Hochrangige Experten diskutieren auf Einladung von Peter Liese im St. Elisabeth Hospital Iserlohn

Auf Einladung des südwestfälischen CDU-Europaabgeordneten Dr. Peter Liese fand am vergangenen Freitag im St. Elisabeth Hospital eine öffentliche Diskussionsveranstaltung zum Thema Antibiotikaresistenzen statt, welches zunehmend öffentlich diskutiert wird. Peter Liese, ausgebildeter Arzt und gesundheitspolitische Sprecher der größten Fraktion (EVP-Christdemokraten) im Europäischen Parlament, versammelte in Iserlohn vor zahlreichen Interessierten eine hochkarätige Expertenrunde und warnte in seinem Begrüßungsstatement eindringlich davor, dass herkömmliche Antibiotika zukünftig ihre Wirkung verlieren könnten. "Die Gefahr ist real und nicht übertrieben. Nach Angaben der Weltgesundheitsorganisation (WHO) und des Europäischen Zentrum für Seuchenbekämpfung (ECDC) sterben in Europa jährlich 25.000 Menschen weil sie an Keimen leiden, gegen die kein herkömmliches Antibiotikum mehr wirkt. Hier besteht akuter Handlungsbedarf, sonst könnten wir irgendwann in eine Phase geraten, in der Antibiotika insgesamt nicht mehr wirken. Dies wäre dann so wie vor 100 Jahren, als es noch keine Antibiotika gab", so Liese.

Der heimische CDU-Europaabgeordnete legte jedoch Wert darauf, dass sich Landwirte, Human- und Veterinärmedizin nicht gegenseitig den Schwarzen Peter zuschieben dürften, sondern nur ein ganzheitlicher Ansatz Erfolg bringen würde. Wichtig sei, dass man das Thema über Grenzen hinweg behandelt. "Angela Merkel hat das Thema zu Recht auf die Tagesordnung des G7-Gipfels gesetzt. In der Europäischen Union können wir konkrete, grenzüberschreitende Gesetze machen. Dies ist aus Gründen des Gesundheitsschutzes unabdingbar und dient auch dazu, Wettbewerbsgleichheit für die deutsche Landwirtschaft zu schaffen."

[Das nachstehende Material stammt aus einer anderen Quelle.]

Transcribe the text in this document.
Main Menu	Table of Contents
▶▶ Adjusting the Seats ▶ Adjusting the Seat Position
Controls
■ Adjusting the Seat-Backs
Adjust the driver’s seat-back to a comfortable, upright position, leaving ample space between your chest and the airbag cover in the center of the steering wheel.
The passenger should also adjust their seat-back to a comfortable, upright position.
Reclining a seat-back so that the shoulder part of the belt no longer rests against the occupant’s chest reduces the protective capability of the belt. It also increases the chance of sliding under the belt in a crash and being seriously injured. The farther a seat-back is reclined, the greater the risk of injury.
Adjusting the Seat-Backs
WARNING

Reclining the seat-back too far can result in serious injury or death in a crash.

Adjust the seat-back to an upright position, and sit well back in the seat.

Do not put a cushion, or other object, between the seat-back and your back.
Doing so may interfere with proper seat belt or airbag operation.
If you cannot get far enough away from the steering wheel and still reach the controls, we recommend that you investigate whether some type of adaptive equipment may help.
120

Maria Flachsbarth (CDU), parlamentarische Staatssekretärin im Bundeslandwirtschaftsministerium und als gelernte Tierärztin schon von Haus aus Expertin, berichtete über Initiativen der Bundesregierung, die gemeinsam mit den Landwirten den Einsatz von Antibiotika im Veterinärbereich in den letzten Jahren in Deutschland deutlich senken konnten. Sie kündigte gemeinsam mit Peter Liese weitere Initiativen sowohl auf europäischer als auch auf nationaler Ebene an, um diesen Trend weiter zu verstärken. Auch im Veterinärbereich sei man zum Wohle des Tierschutzes dringend auf wirksame Antibiotika angewiesen. "Das scharfe Schwert darf daher nicht stumpf werden", resümierte Flachsbarth.


Für den Bereich der Humanmedizin referierten der CDU-Bundestagsabgeordnete und Vorsitzende der Ärztegewerkschaft Marburger Bund, Rudolf Henke, und der Vorsitzende der Ärztekammer Westfalen-Lippe Dr. Theo Windhorst. Beide erinnerten eindringlich, welchen Stellenwert Antibiotika heute für die Medizin hätten und warnten davor, dass  man diese Therapiemöglichkeit nicht verspielen dürfe. Ansonsten könne man zukünftig auch wieder an einer Lungenentzündung sterben. Beide mahnten daher die konsequente Einhaltung hygienischer Standards sowohl im Krankenhaus als auch im Alltag an und warnten vor übertriebener Verschreibung und vor falschem Einsatz von Antibiotika. Nicht nur Patienten sondern auch Ärzte müssten daher besser geschult und über die Gefahren aufgeklärt werden. "Freiheit gibt es nur mit Verantwortung", so Dr. Windhorst. Dieser Verantwortung müssten alle gerecht werden.

Auf dem Podium vertreten war außerdem Dr. Bernhard Schlindwein vom Westfälisch-Lippischen Landwirtschaftsverband, der die Sicht der heimischen Landwirte darlegte, sowie Daniel Heinz von der Interessengemeinschaft Meschede-Schederberge, die sich gegen einen Putenmastbetrieb direkt in ihrem Ort wenden.

Aufgrund der zahlreichen Fragen und der spannenden Diskussion endete die Veranstaltung erst um 21.30 Uhr anstatt wie geplant um 20.30 Uhr. Am Ende des Abends waren sich alle Referenten und Gäste einig, dass dringender Handlungsbedarf besteht und eine Lösung nur gemeinsam gefunden werden könne.